Muy cerca del mar, el Moll de la Fusta cambia completamente de ambiente con el festival Matsuri. Durante sábado y domingo, el espacio se llena de tambores Taiko, conciertos tradicionales, gastronomía japonesa y actividades culturales organizadas por la Associació Cultural Matsuri. La sensación es la de entrar durante unas horas en un pequeño festival callejero japonés junto al Mediterráneo.
Los barrios también entran en modo fiesta. En el Gòtic habrá conciertos, correfocs y actividades populares repartidas por plazas históricas y la Rambla de Santa Mònica. Nou Barris arranca sus celebraciones con gigantes, pregón y una maratón gratuita de música electrónica impulsada por AMEBA en el parque Josep Maria Serra i Martí. El domingo, los conciertos continúan con grupos como Siderland, Roger Padrós y Gibert.

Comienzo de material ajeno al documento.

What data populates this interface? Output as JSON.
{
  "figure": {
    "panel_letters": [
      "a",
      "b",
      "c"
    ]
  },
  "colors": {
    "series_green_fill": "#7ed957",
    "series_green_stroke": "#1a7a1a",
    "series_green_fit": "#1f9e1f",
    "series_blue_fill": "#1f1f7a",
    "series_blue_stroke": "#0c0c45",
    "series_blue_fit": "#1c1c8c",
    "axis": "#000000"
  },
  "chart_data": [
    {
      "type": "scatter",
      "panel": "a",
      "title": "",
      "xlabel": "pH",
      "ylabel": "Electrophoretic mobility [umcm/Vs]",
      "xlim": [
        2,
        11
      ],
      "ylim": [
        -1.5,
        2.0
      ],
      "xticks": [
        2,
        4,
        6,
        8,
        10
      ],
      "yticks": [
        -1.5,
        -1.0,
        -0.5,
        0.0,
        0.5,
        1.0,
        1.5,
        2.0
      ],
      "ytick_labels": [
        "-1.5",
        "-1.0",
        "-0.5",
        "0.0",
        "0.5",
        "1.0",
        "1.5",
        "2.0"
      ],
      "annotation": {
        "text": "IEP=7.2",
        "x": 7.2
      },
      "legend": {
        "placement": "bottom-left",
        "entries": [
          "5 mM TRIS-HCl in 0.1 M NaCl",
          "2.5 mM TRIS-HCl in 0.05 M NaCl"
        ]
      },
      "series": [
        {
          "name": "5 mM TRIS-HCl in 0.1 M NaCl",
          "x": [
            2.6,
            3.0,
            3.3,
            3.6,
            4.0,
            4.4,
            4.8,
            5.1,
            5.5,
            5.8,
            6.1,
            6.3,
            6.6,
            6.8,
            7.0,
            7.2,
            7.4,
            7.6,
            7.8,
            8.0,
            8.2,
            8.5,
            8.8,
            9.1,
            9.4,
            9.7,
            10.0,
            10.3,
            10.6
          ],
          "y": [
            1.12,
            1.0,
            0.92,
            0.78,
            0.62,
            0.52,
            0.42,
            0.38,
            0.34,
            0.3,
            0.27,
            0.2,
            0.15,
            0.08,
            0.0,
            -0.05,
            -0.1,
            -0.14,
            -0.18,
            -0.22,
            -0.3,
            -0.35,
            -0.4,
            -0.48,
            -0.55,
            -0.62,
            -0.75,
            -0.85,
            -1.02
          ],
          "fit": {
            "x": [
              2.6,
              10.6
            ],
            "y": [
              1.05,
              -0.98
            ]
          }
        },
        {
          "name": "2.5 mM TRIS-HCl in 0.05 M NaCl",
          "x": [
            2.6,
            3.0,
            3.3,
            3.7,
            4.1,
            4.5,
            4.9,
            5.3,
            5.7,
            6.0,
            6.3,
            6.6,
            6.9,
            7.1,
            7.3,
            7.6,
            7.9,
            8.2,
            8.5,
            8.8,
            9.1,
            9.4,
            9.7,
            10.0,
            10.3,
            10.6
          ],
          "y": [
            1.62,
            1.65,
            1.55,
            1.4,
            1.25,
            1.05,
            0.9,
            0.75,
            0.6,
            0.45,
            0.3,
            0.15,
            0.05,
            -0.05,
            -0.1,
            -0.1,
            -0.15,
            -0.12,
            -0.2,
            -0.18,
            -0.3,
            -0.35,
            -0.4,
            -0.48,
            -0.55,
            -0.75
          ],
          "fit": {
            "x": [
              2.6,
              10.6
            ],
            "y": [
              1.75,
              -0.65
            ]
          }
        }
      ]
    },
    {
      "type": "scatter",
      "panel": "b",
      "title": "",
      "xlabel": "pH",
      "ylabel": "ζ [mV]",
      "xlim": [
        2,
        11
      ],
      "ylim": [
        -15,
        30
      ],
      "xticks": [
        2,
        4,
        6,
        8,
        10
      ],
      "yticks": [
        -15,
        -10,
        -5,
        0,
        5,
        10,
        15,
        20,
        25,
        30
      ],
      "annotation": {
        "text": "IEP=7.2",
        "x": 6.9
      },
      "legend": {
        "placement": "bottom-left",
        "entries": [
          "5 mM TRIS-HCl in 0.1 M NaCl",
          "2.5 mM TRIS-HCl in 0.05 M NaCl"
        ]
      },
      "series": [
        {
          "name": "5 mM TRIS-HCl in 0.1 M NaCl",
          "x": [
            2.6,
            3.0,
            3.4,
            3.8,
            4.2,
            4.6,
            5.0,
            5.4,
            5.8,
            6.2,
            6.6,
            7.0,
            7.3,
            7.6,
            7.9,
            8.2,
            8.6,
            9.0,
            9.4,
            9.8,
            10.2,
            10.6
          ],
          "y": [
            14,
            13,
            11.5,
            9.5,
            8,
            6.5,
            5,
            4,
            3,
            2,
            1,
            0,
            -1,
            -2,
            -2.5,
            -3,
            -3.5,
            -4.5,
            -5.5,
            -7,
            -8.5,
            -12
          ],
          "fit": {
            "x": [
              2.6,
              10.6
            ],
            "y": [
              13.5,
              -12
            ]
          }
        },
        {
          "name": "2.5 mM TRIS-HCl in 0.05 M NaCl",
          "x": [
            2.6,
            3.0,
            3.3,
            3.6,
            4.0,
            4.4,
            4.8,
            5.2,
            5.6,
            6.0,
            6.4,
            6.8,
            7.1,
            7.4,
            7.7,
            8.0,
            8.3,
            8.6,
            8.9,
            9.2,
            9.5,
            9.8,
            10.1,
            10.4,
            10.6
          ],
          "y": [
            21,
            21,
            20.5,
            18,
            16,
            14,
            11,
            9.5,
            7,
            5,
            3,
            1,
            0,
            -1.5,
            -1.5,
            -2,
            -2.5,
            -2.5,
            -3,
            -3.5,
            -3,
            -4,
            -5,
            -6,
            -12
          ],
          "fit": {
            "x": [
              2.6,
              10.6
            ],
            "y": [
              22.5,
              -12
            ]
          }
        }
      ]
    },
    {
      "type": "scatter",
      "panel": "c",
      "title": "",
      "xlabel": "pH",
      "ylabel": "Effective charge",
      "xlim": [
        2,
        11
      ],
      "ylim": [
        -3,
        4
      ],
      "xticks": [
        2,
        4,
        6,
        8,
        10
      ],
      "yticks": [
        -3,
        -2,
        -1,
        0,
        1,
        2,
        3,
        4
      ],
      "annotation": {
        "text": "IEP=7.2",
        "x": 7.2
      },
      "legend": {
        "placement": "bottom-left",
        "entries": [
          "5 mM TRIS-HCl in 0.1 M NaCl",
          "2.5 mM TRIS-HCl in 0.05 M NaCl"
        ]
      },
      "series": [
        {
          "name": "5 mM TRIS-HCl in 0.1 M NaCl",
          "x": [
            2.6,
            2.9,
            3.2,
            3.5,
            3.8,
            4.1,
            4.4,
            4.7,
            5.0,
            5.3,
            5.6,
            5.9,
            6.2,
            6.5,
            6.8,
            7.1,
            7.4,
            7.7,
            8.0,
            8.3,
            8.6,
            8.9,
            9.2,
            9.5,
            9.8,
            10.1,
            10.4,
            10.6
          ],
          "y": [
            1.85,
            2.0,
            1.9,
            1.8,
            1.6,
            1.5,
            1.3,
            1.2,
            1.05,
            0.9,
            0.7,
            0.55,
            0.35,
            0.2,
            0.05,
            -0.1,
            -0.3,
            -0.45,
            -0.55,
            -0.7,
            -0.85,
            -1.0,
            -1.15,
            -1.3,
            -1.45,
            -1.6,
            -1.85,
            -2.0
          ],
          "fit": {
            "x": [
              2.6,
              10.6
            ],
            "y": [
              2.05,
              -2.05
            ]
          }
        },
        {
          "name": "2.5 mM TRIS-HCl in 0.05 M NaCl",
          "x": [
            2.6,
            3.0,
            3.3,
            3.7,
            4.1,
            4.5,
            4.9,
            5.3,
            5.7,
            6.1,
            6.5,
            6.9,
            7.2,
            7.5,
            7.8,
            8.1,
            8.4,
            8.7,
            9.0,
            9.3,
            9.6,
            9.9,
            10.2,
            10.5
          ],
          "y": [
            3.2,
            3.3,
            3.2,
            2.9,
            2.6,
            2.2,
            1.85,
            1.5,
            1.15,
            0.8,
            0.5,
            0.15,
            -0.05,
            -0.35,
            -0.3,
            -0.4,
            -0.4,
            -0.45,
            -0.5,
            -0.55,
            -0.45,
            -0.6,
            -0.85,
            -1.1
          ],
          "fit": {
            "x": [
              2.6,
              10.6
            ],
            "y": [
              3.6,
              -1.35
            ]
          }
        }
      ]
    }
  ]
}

La Nit dels Museus vuelve a convertirse en uno de los grandes planes del sábado. Decenas de espacios culturales abrirán gratis hasta la una de la madrugada, entre ellos el MACBA, el Museu Picasso, el MNAC, el MOCO o el Museu de Ciències Naturals. Algunos espacios han preparado actividades especiales, como sesiones musicales, visitas comentadas y propuestas inmersivas que cambian por completo la experiencia habitual del museo.
También habrá oportunidad de entrar gratuitamente en lugares menos habituales, como el Castell de Montjuïc, el Palau Güell o Sant Pau. En algunos casos será necesario reservar previamente, especialmente en los espacios con más demanda.
Barcelona entra así en uno de esos fines de semana donde las fronteras entre ocio, cultura y vida de barrio prácticamente desaparecen. La ciudad se mueve entre tradiciones populares, cultura pop internacional y planes nocturnos que convierten plazas, museos y calles en puntos de encuentro hasta bien entrada la madrugada.